The shape of a specimen can be a clue to whether the amber formed inside the tree as an internal resin accumulation or outside the tree as an external resin accumulation. Resin can collect inside the void of a tree, drip off a branch, or flow along the outer bark. Resin that collects inside a tree usually does not contain fossils. Resin that accumulates on the outside of a tree can act as an insect trap. Fossils are almost exclusively found in specimens formed by successive resin flows that collected on the outside of the tree. These specimens are referred to as Schlaube (Weitschat & Wichard, 2002, p. 12). Organisms become trapped in the resin and are then covered by a successive resin flow. You can usually see the plane representing a successive resin flow; it often looks like a fracture in the amber.

Amber can represent a brief snapshot in time. Amber has preserved insect developmental stages, mating, egg laying, brood care, feeding, as well as various symbiotic relationships. Amber with and without fossils can be quite valuable so, it is often faked. See Ross (2010) for an excellent discussion regarding materials used to make fake amber and tests that can be used to distinguish real amber from imitations (pp. 11-15).


Cenozoic; Paleocene; Eocene
Primorskoje, Kaliningrad, Russia

Cenozoic; Paleocene; Eocene
Primorskoje, Kaliningrad, Russia

Insect in Amber

Insect in Amber


Grimaldi, D. & Engel, M.S., (2005). Evolution of the Insects. New York: Cambridge University Press.

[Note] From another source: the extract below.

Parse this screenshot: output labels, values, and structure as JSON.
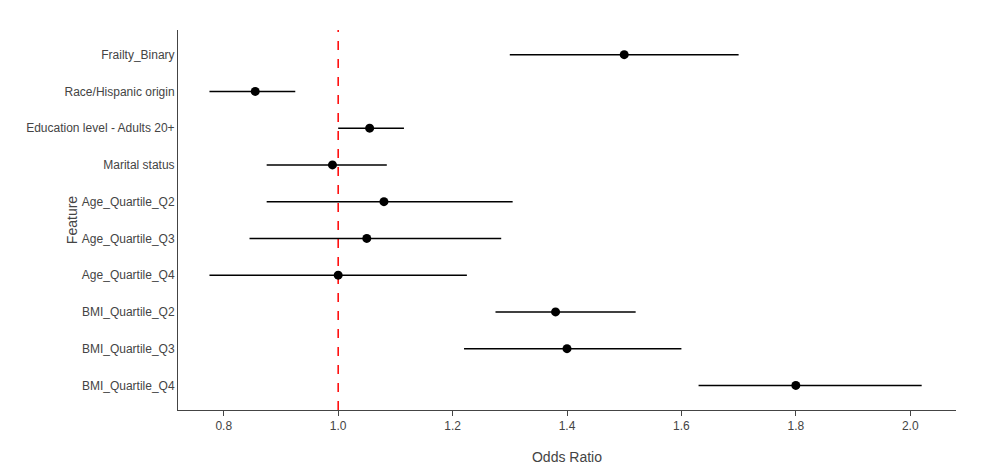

Raven, P.H., Evert, R.F., & Curtis, H. (1981). Biology of Plants [3rd Ed]. New York: Worth Publishers, Inc.

Ross, A. (2010). Amber: The Natural Time Capsule. New York: Firefly Books.

Selden P. & Nudds, J. (2004). Evolution of Fossil Ecosystems. Chicago: The University of Chicago Press.

Weitschat, W. & Wichard, W. (2002). Atlas of Plants and Animals in Baltic Amber. Munchen: Verlag Dr. Friedrich Pfeil.

Wilhelm Janzen, J.(2002). Arthropods in Baltic Amber. Germany: Ampyx Verla.